3Faculty of Dentistry, College of Health Sciences / University of Port Harcourt Teaching Hospital, University of Port Harcourt, Port Harcourt, Rivers State, Nigeria

Correspondence to: Adedamola Olutoyin Onyeaso , Department of Human Kinetics and Health Education, University of Port Harcourt, Port Harcourt, Rivers State, Nigeria.


Copyright © 2022 The Author(s). Published by Scientific & Academic Publishing.

This work is licensed under the Creative Commons Attribution International License (CC BY).

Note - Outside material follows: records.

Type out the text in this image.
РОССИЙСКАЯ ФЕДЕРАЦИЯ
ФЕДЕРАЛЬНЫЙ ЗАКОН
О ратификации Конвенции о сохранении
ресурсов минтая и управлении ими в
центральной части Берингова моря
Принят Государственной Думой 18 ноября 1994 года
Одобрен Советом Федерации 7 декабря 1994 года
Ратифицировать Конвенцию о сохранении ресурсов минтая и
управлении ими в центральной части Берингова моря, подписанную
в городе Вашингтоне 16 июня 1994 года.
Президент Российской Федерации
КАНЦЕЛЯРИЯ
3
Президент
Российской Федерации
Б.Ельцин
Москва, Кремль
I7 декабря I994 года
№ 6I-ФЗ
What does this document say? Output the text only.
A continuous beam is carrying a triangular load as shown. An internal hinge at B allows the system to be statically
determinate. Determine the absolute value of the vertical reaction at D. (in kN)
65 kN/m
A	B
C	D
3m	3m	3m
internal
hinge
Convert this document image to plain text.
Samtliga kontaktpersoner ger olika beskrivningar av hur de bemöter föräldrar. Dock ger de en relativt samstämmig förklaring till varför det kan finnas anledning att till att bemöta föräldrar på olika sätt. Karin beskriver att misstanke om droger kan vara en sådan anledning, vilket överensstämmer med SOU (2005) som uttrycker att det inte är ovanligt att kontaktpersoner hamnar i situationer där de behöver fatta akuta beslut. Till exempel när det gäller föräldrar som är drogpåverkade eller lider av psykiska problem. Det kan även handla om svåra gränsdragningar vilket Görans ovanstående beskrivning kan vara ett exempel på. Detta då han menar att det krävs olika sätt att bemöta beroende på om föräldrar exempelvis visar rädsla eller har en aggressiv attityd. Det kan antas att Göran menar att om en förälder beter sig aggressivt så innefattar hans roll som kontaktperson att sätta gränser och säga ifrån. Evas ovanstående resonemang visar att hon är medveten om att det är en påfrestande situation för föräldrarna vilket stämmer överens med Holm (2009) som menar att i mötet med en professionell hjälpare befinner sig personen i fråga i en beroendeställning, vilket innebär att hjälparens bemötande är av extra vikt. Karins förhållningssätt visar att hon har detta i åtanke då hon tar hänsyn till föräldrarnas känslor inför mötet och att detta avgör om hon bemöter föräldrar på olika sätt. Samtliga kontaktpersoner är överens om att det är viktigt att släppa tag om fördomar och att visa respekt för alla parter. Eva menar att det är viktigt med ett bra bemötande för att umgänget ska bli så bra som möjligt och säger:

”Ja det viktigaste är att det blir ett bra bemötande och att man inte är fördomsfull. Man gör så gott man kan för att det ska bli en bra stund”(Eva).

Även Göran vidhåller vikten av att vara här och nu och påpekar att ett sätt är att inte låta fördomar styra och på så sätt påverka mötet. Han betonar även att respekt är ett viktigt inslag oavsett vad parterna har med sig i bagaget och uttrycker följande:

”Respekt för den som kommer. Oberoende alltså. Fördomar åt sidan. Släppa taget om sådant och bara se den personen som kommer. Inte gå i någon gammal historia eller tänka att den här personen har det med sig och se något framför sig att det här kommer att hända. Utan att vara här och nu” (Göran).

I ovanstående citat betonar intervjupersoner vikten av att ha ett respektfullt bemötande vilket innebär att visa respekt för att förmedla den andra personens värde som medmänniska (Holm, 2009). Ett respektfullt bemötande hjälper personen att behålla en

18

Introduction: Non-Pharmaceutical Interventions (NPIs) have been found to be very useful in containing the spread of COVID-19 Pandemic since 2020. The knowledge of them is crucial for those involved in health education and promotion in any community, especially in poor income settings like Nigeria. This study aimed at assessing the knowledge of these interventions in a group of University students in Nigeria. Materials and Methods: A self-administered questionnaire was carried out with 202 participants, whose age ranged from 18 to 32 years, with a mean age of 22.09 years, the majority of which 68.3% were women. The data was tested using descriptive, paired samples t-test with the significance level set at P < .05. Results: Of all the NPIs surveyed, the least they knew about was wearing of face mask (70.2%), followed by staying at home as much as possible (89.6%), while they scored over 90% in the rest. The participants significantly had good knowledge of the NPIs against COVID-19 Pandemic (P <.000) and the females significantly showed better knowledge than the males (P < .000). Conclusion: The participants had good knowledge of NPIs with the female gender was associated with better knowledge. More related studies indicated for better understanding of gender association with NPIs against COVID-19 pandemic.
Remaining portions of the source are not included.